Não está em causa a necessidade da ajuda numa situação extraordinária e num contexto específico. Está em causa perceber que Portugal, à semelhança de outros países, padece de problemas estruturais e, quase diria, fundacionais, dos quais enquanto não se libertar, continuará a andar de pedidos de ajuda em pedidos de ajuda.

Adicionalmente, Portugal recebeu nas últimas duas décadas muitas ajudas europeias. E continuamos com uma economia estagnada. É normal que quem várias vezes ajudou se questione da eficácia desses apoios.

Mas será este pacote conseguido por António Costa uma vitória?
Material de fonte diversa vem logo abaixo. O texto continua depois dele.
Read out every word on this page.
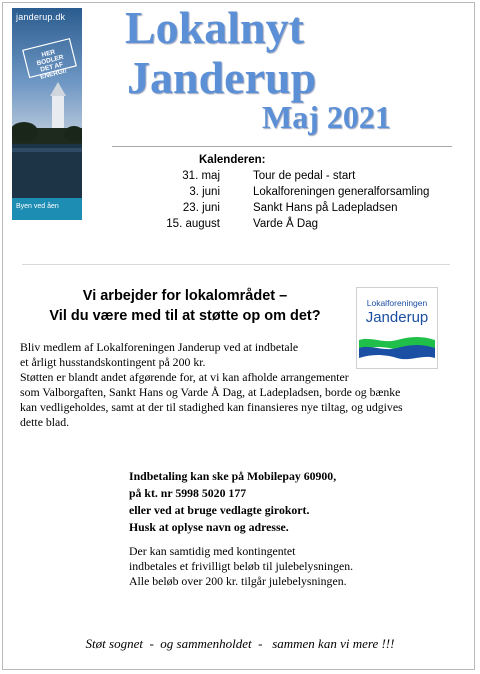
janderup.dk
HER BODLER DET AF ENERGI!
Byen ved åen
Lokalnyt
Janderup
Maj 2021
Kalenderen:
31. maj	Tour de pedal - start
3. juni	Lokalforeningen generalforsamling
23. juni	Sankt Hans på Ladepladsen
15. august	Varde Å Dag
Vi arbejder for lokalområdet –
Vil du være med til at støtte op om det?
Lokalforeningen
Janderup
Bliv medlem af Lokalforeningen Janderup ved at indbetale
et årligt husstandskontingent på 200 kr.
Støtten er blandt andet afgørende for, at vi kan afholde arrangementer
som Valborgaften, Sankt Hans og Varde Å Dag, at Ladepladsen, borde og bænke
kan vedligeholdes, samt at der til stadighed kan finansieres nye tiltag, og udgives
dette blad.
Indbetaling kan ske på Mobilepay 60900,
på kt. nr 5998 5020 177
eller ved at bruge vedlagte girokort.
Husk at oplyse navn og adresse.
Der kan samtidig med kontingentet
indbetales et frivilligt beløb til julebelysningen.
Alle beløb over 200 kr. tilgår julebelysningen.
Støt sognet  -  og sammenholdet  -   sammen kan vi mere !!!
Sim e não.

Se compararmos com a capacidade negocial demonstrada pelos seus antecessores, Sócrates e Passos Coelho, podemos admitir que esta terá sido uma pequena vitória que irá atenuar e muito a austeridade que de outro modo seria sentida com maior intensidade.

Contudo, se levarmos em linha de conta as previsões da OCDE para 2020 que antecipam uma queda do PIB entre os 9,4% e os 11,3% e assumirmos um valor intermédio de 10%, estaremos a falar de uma destruição nominal do fluxo de riqueza criada de qualquer coisa como 20 mil milhões de euros. Relembrando que a ajuda da UE a fundo perdido é de 15,27 mil milhões de euros, acrescida de 10,8 mil milhões de euros a título de empréstimos, cujas condições ainda não são conhecidas, já dificilmente se poderá considerar uma vitória.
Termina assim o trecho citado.